Central Library miniature model concretises children’s wishes
In the miniature model constructed in the children’s workshop, a long boat full of fairy tale characters had beached on the roof of the library, the presidential candidates sat around the Finland Table so that children could meet them and an aircraft flew clients from one floor to the next. But substance was also found behind this wild flight of fancy. In the manner of experienced architects, children located in the first floor facilities for meeting up, making things and getting together, on the second floor media content, literature materials and lounges for people to read in peace, and on the top floor “garden villages” and “shared territory” widening the concept of urban space. There was also a sauna with a view over Töölönlahti Bay.
The workshop in itself was a good example of how the future Central Library will operate for children and families. It promoted a sense of togetherness and the involvement of teenagers and kids. Contact with the library developed self-awareness, interaction and tolerance of difference. It was a channel for ideas and the personalisation of the city according to “child-like taste”. The workshop was an immediate source of happiness and benefit for kids, teenagers and families as well as the producers of the children’s culture event.

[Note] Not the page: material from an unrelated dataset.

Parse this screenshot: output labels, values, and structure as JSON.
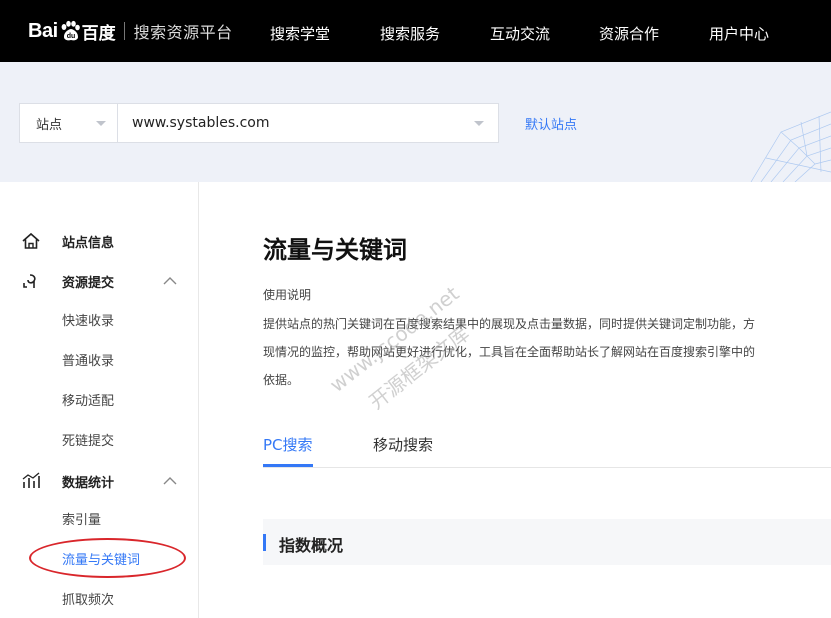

Mother Svea’s children’s room
How will the library keep up with children in the future from one class to the next, from the very first rubber boots to Reino slippers and high-heeled boots? If you could conclude anything about the number of baby prams lined up outside and shoes in the hallway, Rum för Barn in Kulturhuset in Stockholm has been successful in this. “Mother Svea’s children’s room” includes all the features of a circus: curiosity, bold experiments, acrobatics, surprised laughter and a feeling that something magical has just passed by and touched us. And that’s not all – older children too have been given the chance to play master builders in Stockholm. From Lego and other building blocks of their dreams, they have built Tiotretton – the world’s first library expressly for 10- to 13-year-olds. It has been hugely popular.

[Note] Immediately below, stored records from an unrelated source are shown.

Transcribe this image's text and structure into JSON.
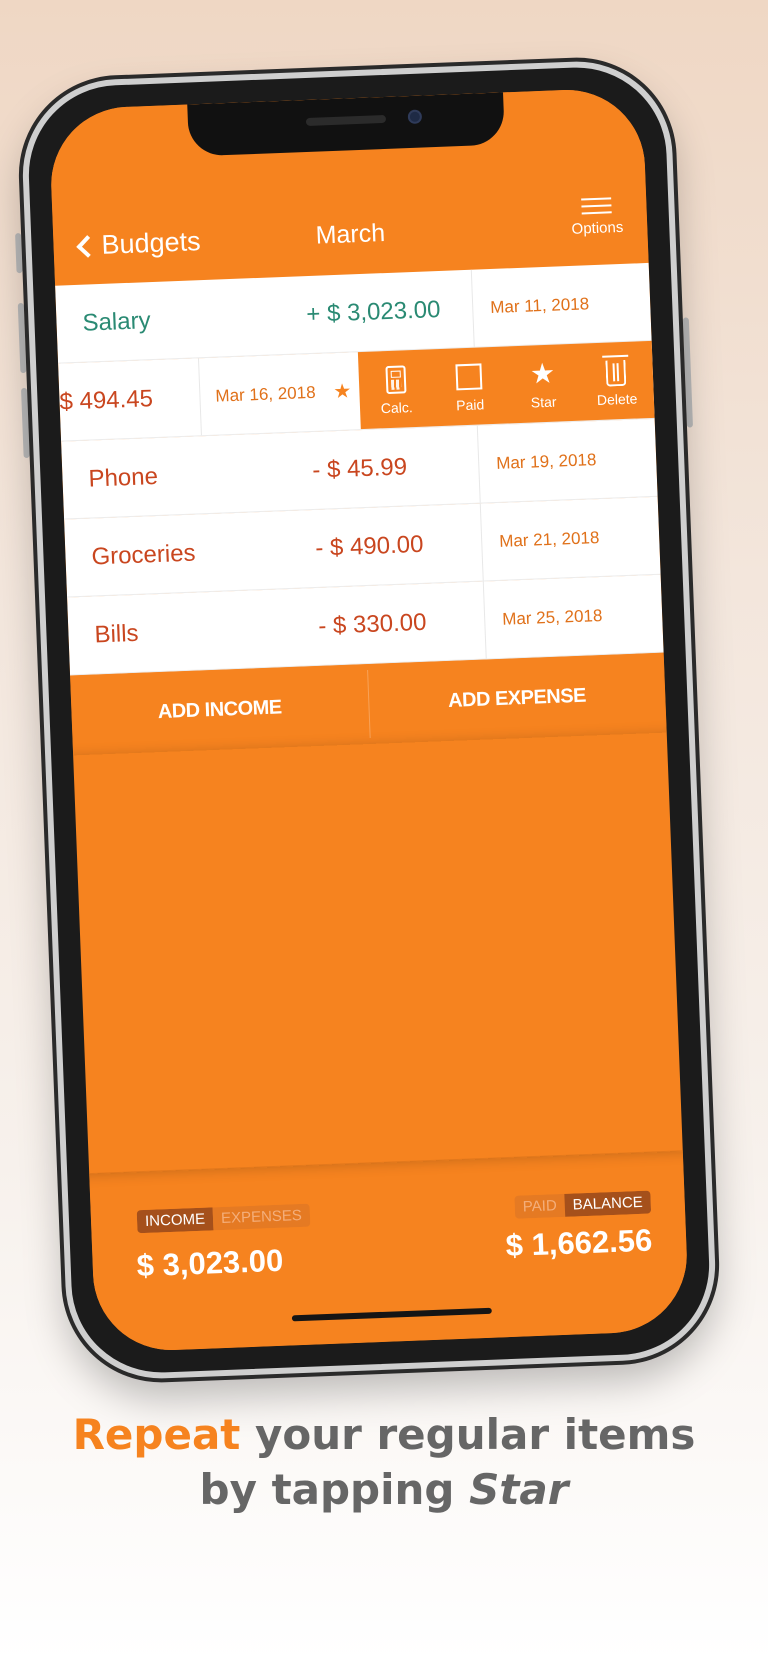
{
  "nav": {
    "back_label": "Budgets",
    "title": "March",
    "options_label": "Options"
  },
  "rows": [
    {
      "type": "income",
      "name": "Salary",
      "amount": "+ $ 3,023.00",
      "date": "Mar 11, 2018"
    },
    {
      "type": "swiped",
      "amount": "$ 494.45",
      "date": "Mar 16, 2018",
      "starred": true
    },
    {
      "type": "expense",
      "name": "Phone",
      "amount": "- $ 45.99",
      "date": "Mar 19, 2018"
    },
    {
      "type": "expense",
      "name": "Groceries",
      "amount": "- $ 490.00",
      "date": "Mar 21, 2018"
    },
    {
      "type": "expense",
      "name": "Bills",
      "amount": "- $ 330.00",
      "date": "Mar 25, 2018"
    }
  ],
  "swipe_actions": [
    {
      "label": "Calc.",
      "icon": "calculator-icon"
    },
    {
      "label": "Paid",
      "icon": "checkbox-icon"
    },
    {
      "label": "Star",
      "icon": "star-icon"
    },
    {
      "label": "Delete",
      "icon": "trash-icon"
    }
  ],
  "buttons": {
    "add_income": "ADD INCOME",
    "add_expense": "ADD EXPENSE"
  },
  "footer": {
    "left_tabs": [
      "INCOME",
      "EXPENSES"
    ],
    "left_total": "$ 3,023.00",
    "right_tabs": [
      "PAID",
      "BALANCE"
    ],
    "right_total": "$ 1,662.56"
  },
  "caption": {
    "highlight": "Repeat",
    "line1_rest": " your regular items",
    "line2_pre": "by tapping ",
    "line2_italic": "Star"
  },
  "colors": {
    "accent": "#f6831f",
    "income_text": "#2a8a73",
    "expense_text": "#c9461f"
  }
}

Bob the Builder story hours for finding out about diggers
Children are an important target group for libraries. This is why all over the world a lot of effort has been put into new kinds of inventive services targeted at children. For example, Bob the Builder story hours are organised in Australia, where children get to find out about diggers and earth movers in addition to the storybooks. And in the Santa Cruz Library in California, children can listen to bedtime stories over the phone by calling the library’s service number. And in Nebraska Central City Public Library, children can make up for late return fees by reading for a set time in the library. Half an hour of quiet reading corresponds to one dollar.
Assisting immigrant families
As for Denmark, so-called proactive library services are organised for families. The service is especially intended for immigrant families who may not be familiar with library services. Librarians visit families with babies and take a book as a gift. These visits continue until the child reaches school age. The librarian discusses with the parents the significance of language, stories and library services, and builds bridges between the child and the local culture.

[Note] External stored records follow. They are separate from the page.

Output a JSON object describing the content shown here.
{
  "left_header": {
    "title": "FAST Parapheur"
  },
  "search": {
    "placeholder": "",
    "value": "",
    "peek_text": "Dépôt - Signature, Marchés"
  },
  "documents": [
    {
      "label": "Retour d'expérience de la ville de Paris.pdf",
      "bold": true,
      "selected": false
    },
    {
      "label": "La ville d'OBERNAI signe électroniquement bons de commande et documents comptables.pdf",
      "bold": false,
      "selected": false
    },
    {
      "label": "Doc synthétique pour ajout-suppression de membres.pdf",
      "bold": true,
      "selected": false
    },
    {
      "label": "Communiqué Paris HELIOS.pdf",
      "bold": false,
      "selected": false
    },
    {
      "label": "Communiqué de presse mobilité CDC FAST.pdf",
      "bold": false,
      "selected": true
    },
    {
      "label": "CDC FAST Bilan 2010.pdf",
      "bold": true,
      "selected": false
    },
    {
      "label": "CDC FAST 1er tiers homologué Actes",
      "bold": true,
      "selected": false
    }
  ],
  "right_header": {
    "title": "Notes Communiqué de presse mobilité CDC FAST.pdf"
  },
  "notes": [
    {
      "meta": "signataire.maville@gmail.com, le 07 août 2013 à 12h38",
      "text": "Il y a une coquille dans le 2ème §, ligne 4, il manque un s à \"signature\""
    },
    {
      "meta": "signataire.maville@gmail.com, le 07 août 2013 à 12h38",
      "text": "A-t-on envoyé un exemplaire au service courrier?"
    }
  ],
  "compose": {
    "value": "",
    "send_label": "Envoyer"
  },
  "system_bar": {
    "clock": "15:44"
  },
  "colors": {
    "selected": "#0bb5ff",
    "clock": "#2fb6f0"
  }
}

Dolly Parton lays the foundation stone for the Imagination Library
Queen of country music, Dolly Parton started a campaign in her home town in Tennessee with the goal of ensuring that every child would have access to books, whatever the financial situation in the child’s family. Every child under the age of five was mailed a new storybook once a month. This is how the Imagination Library was created, and the concept has been adopted by neighbouring cities as well. The Penguin publishing house offered to be a partner and sponsor for the project.